Effectively managing the disclosure of (personal) information in your business is not a nicety, but a necessity. It may be the difference between maintaining your ‘’competitive edge’’, untainted reputation, and the failure of your business.

Although many commonly applied business practices, such as the entering into confidentiality agreements, and imposing restraints of trade on employees, serve to protect some aspects of confidential information, these are by no means the only available solutions to be relied on in isolation. Not anymore!

Moreover, the Protection of Personal Information Act 4 of 2013 (“POPI Act”) has also created a framework within which data should be collected, processed, used and ultimately destroyed. This means the abovementioned long standing practices should be aligned.

But what about  the disclosure of information or matters of a generally unlawful nature?




The POPI Act is aimed at regulating the use of and the safeguarding of personal information.

It is a simple fact that every business, in some way or form, stores personal information, whether it be employment records for staff or client information needed to open an account. In some instances, even suppliers are vetted by way of investigating certain types of personal information.

It is thus a set of regulations that every business must consider seriously, become compliant and by so doing save themselves from a potential a R 10 million fine or ten years’ imprisonment.

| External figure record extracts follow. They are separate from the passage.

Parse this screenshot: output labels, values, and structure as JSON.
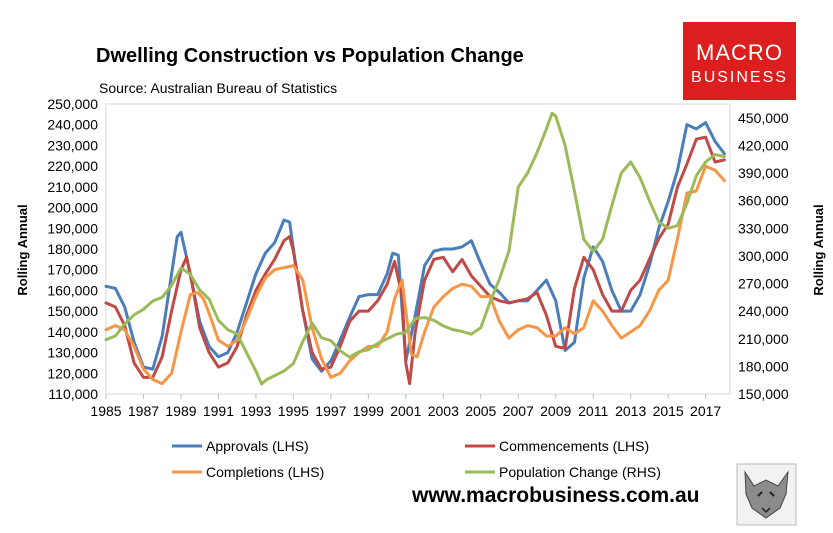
{
  "chart_data": {
    "type": "line",
    "title": "Dwelling Construction vs Population Change",
    "subtitle": "Source: Australian Bureau of Statistics",
    "ylabel_left": "Rolling Annual",
    "ylabel_right": "Rolling Annual",
    "xlim": [
      1985,
      2018.3
    ],
    "ylim_left": [
      110000,
      250000
    ],
    "ylim_right": [
      150000,
      465000
    ],
    "x_ticks": [
      "1985",
      "1987",
      "1989",
      "1991",
      "1993",
      "1995",
      "1997",
      "1999",
      "2001",
      "2003",
      "2005",
      "2007",
      "2009",
      "2011",
      "2013",
      "2015",
      "2017"
    ],
    "y_left_ticks": [
      "110,000",
      "120,000",
      "130,000",
      "140,000",
      "150,000",
      "160,000",
      "170,000",
      "180,000",
      "190,000",
      "200,000",
      "210,000",
      "220,000",
      "230,000",
      "240,000",
      "250,000"
    ],
    "y_right_ticks": [
      "150,000",
      "180,000",
      "210,000",
      "240,000",
      "270,000",
      "300,000",
      "330,000",
      "360,000",
      "390,000",
      "420,000",
      "450,000"
    ],
    "series": [
      {
        "name": "Approvals (LHS)",
        "axis": "left",
        "color": "#4a7ebb",
        "x": [
          1985,
          1985.5,
          1986,
          1986.5,
          1987,
          1987.5,
          1988,
          1988.5,
          1988.8,
          1989,
          1989.5,
          1990,
          1990.5,
          1991,
          1991.5,
          1992,
          1992.5,
          1993,
          1993.5,
          1994,
          1994.5,
          1994.8,
          1995,
          1995.5,
          1996,
          1996.5,
          1997,
          1997.5,
          1998,
          1998.5,
          1999,
          1999.5,
          2000,
          2000.3,
          2000.6,
          2001,
          2001.5,
          2002,
          2002.5,
          2003,
          2003.5,
          2004,
          2004.5,
          2005,
          2005.5,
          2006,
          2006.5,
          2007,
          2007.5,
          2008,
          2008.5,
          2009,
          2009.5,
          2010,
          2010.5,
          2011,
          2011.5,
          2012,
          2012.5,
          2013,
          2013.5,
          2014,
          2014.5,
          2015,
          2015.5,
          2016,
          2016.5,
          2017,
          2017.5,
          2018
        ],
        "y": [
          162000,
          161000,
          152000,
          135000,
          123000,
          122000,
          138000,
          168000,
          186000,
          188000,
          168000,
          145000,
          133000,
          128000,
          130000,
          140000,
          154000,
          168000,
          178000,
          183000,
          194000,
          193000,
          180000,
          150000,
          127000,
          121000,
          126000,
          136000,
          147000,
          157000,
          158000,
          158000,
          168000,
          178000,
          177000,
          126000,
          148000,
          172000,
          179000,
          180000,
          180000,
          181000,
          184000,
          173000,
          163000,
          159000,
          154000,
          155000,
          155000,
          160000,
          165000,
          155000,
          131000,
          135000,
          166000,
          181000,
          174000,
          160000,
          150000,
          150000,
          158000,
          172000,
          190000,
          203000,
          218000,
          240000,
          238000,
          241000,
          232000,
          226000
        ]
      },
      {
        "name": "Commencements (LHS)",
        "axis": "left",
        "color": "#be4b48",
        "x": [
          1985,
          1985.5,
          1986,
          1986.5,
          1987,
          1987.5,
          1988,
          1988.5,
          1989,
          1989.3,
          1989.6,
          1990,
          1990.5,
          1991,
          1991.5,
          1992,
          1992.5,
          1993,
          1993.5,
          1994,
          1994.5,
          1994.8,
          1995,
          1995.5,
          1996,
          1996.5,
          1997,
          1997.5,
          1998,
          1998.5,
          1999,
          1999.5,
          2000,
          2000.4,
          2000.8,
          2001,
          2001.2,
          2001.5,
          2002,
          2002.5,
          2003,
          2003.5,
          2004,
          2004.5,
          2005,
          2005.5,
          2006,
          2006.5,
          2007,
          2007.5,
          2008,
          2008.5,
          2009,
          2009.5,
          2010,
          2010.5,
          2011,
          2011.5,
          2012,
          2012.5,
          2013,
          2013.5,
          2014,
          2014.5,
          2015,
          2015.5,
          2016,
          2016.5,
          2017,
          2017.5,
          2018
        ],
        "y": [
          154000,
          152000,
          143000,
          125000,
          118000,
          118000,
          128000,
          150000,
          170000,
          176000,
          163000,
          142000,
          130000,
          123000,
          125000,
          133000,
          148000,
          160000,
          168000,
          175000,
          184000,
          186000,
          179000,
          150000,
          130000,
          122000,
          123000,
          133000,
          145000,
          150000,
          150000,
          155000,
          163000,
          174000,
          157000,
          125000,
          115000,
          140000,
          165000,
          175000,
          176000,
          169000,
          175000,
          167000,
          162000,
          157000,
          155000,
          154000,
          155000,
          156000,
          159000,
          148000,
          133000,
          132000,
          161000,
          176000,
          170000,
          158000,
          150000,
          150000,
          160000,
          165000,
          175000,
          185000,
          192000,
          210000,
          221000,
          233000,
          234000,
          222000,
          223000
        ]
      },
      {
        "name": "Completions (LHS)",
        "axis": "left",
        "color": "#f79646",
        "x": [
          1985,
          1985.5,
          1986,
          1986.5,
          1987,
          1987.5,
          1988,
          1988.5,
          1989,
          1989.5,
          1989.9,
          1990.2,
          1990.5,
          1991,
          1991.5,
          1992,
          1992.5,
          1993,
          1993.5,
          1994,
          1994.5,
          1995,
          1995.5,
          1996,
          1996.5,
          1997,
          1997.5,
          1998,
          1998.5,
          1999,
          1999.5,
          2000,
          2000.4,
          2000.8,
          2001,
          2001.3,
          2001.6,
          2002,
          2002.5,
          2003,
          2003.5,
          2004,
          2004.5,
          2005,
          2005.5,
          2006,
          2006.5,
          2007,
          2007.5,
          2008,
          2008.5,
          2009,
          2009.5,
          2010,
          2010.5,
          2011,
          2011.5,
          2012,
          2012.5,
          2013,
          2013.5,
          2014,
          2014.5,
          2015,
          2015.5,
          2016,
          2016.5,
          2017,
          2017.5,
          2018
        ],
        "y": [
          141000,
          143000,
          141000,
          133000,
          122000,
          117000,
          115000,
          120000,
          140000,
          158000,
          159000,
          156000,
          149000,
          136000,
          133000,
          136000,
          146000,
          157000,
          166000,
          170000,
          171000,
          172000,
          165000,
          142000,
          127000,
          118000,
          120000,
          126000,
          130000,
          133000,
          133000,
          140000,
          156000,
          165000,
          150000,
          129000,
          128000,
          140000,
          152000,
          157000,
          161000,
          163000,
          162000,
          157000,
          157000,
          145000,
          137000,
          141000,
          143000,
          142000,
          138000,
          138000,
          142000,
          139000,
          142000,
          155000,
          150000,
          143000,
          137000,
          140000,
          143000,
          150000,
          160000,
          165000,
          185000,
          207000,
          208000,
          220000,
          218000,
          213000
        ]
      },
      {
        "name": "Population Change (RHS)",
        "axis": "right",
        "color": "#9bbb59",
        "x": [
          1985,
          1985.5,
          1986,
          1986.5,
          1987,
          1987.5,
          1988,
          1988.5,
          1989,
          1989.5,
          1990,
          1990.5,
          1991,
          1991.5,
          1992,
          1992.5,
          1993,
          1993.3,
          1993.6,
          1994,
          1994.5,
          1995,
          1995.5,
          1996,
          1996.5,
          1997,
          1997.5,
          1998,
          1998.5,
          1999,
          1999.5,
          2000,
          2000.5,
          2001,
          2001.5,
          2002,
          2002.5,
          2003,
          2003.5,
          2004,
          2004.5,
          2005,
          2005.5,
          2006,
          2006.5,
          2007,
          2007.5,
          2008,
          2008.5,
          2008.8,
          2009,
          2009.5,
          2010,
          2010.5,
          2011,
          2011.5,
          2012,
          2012.5,
          2013,
          2013.5,
          2014,
          2014.5,
          2015,
          2015.5,
          2016,
          2016.5,
          2017,
          2017.5,
          2018
        ],
        "y": [
          209000,
          213000,
          226000,
          236000,
          242000,
          251000,
          255000,
          268000,
          287000,
          280000,
          263000,
          253000,
          230000,
          220000,
          215000,
          195000,
          175000,
          161000,
          166000,
          170000,
          175000,
          183000,
          207000,
          227000,
          211000,
          208000,
          197000,
          190000,
          196000,
          198000,
          205000,
          210000,
          215000,
          217000,
          232000,
          233000,
          230000,
          224000,
          220000,
          218000,
          215000,
          222000,
          250000,
          275000,
          305000,
          375000,
          390000,
          412000,
          438000,
          455000,
          452000,
          420000,
          370000,
          318000,
          305000,
          318000,
          355000,
          390000,
          402000,
          385000,
          360000,
          337000,
          330000,
          333000,
          357000,
          387000,
          402000,
          410000,
          408000
        ]
      }
    ]
  },
  "legend": {
    "position": "bottom"
  },
  "branding": {
    "logo_line1": "MACRO",
    "logo_line2": "BUSINESS",
    "logo_color": "#dc1e1e",
    "website": "www.macrobusiness.com.au",
    "mascot_icon": "wolf-icon"
  }
}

So, what should businesses know about POPI?


1. What is personal information?

Personal information is any information which includes a person’s name (including a juristic person, such as a company), contact details, religion, sexual orientation, personal views, private correspondence, health records, employment records, financial records, etc.


2. Lawful processing of information

In this context, processing means any activity or operation relating to personal information of a data subject (natural or juristic person). Businesses must ensure that processing is done in a lawful manner, which means:


a) Ensuring compliance with POPI;
b) Processing information in a reasonable manner not unlawfully infringing on the right to privacy;
c) Purpose of collection of the information must be both lawful and related to a lawful function or activity;
d) The information collected must be comparable with the purpose of its collection;
e) The information provided must accurate, complete, updated and not mis-leading;
f) The person to whom the information belongs must be aware of all matters pertaining to the information;
g) Take certain steps to ensure that the integrity of the personal information is protected and not lost, destroyed or unlawfully acquired;
h) The person whose information is being held may question any aspect of the information.


3. Policies regulating collection, storage of information and its release should be drafted for every business.

Businesses should assess the degree to which they are processing personal information, whether it is necessary and, if so, put measures in place so as to guide all team members and ensure compliance.


So, what about unlawful disclosures? Or Whistle blowing

The Protected Disclosures Act 26 of 2000 (“PDA”), also aptly referred to as the Whistle Blowers Act, makes

provision for employees to report unlawful or irregular conduct by employers and fellow employees, while providing for the protection of employees who “blow the whistle”.


Generally, the PDA is designed to protect employees that have reason to believe information reasonably shows:

 I. A criminal offence;
II. Noncompliance with any legal obligation or a miscarriage of justice;
III. Endangerment of health or safety or damage to the environment; and/or
IV. The conspiracy to or “cover-up” of any of the above.

Notably, Section 159 of the Companies Act 71 of 2008, as amended, also extends the ambit of protection for whistle blowers to independent contractors, service providers and trade union shop stewards.

However, if an employee or any other whistle blower reports wrongdoing incorrectly, the disclosure made will not be protected. This means that the whistle blower’s identity will become known, the information reported disclosed and in the case of an employee, he/she may even face potential dismissal. In addition, he/she (or any other whistle blower for that matter) may also face a potential damages claim (or other civil action), if the disclosure breached a confidentiality agreement, or otherwise resulted in the business suffering damages.

 As such, having appropriate measures in place, is not just in the best interests of the business, its reputation and general preservation, but also in the interests of employees, contractors and stewards.



In addition to implementing appropriate policies, confidentiality and restraint of trade agreements, it is of the utmost importance that businesses instil and maintain certain core values. The most important of these is zero tolerance for fraud, or any unethical conduct as a whole. The message for zero tolerance should be consistently enforced, regardless of who is involved.  In addition, in my view, a continued emphasis that both employees and management must at all times to act in the interests of the business.

Furthermore, implementing internal disclosure policies and procedures aligned not only to POPI but should also comply with the standards set by the Companies Act and in the King IV Report on Corporate Governance for South Africa, 2016.

An appropriate segregation of duties between designated officers is advisable to include, in order to ensure that the merits of potential complaints and disclosures are fairly and objectively determined before the whistle is actually blown or required to be.

A team of qualified professionals should assist in the establishment of these policies and procedures.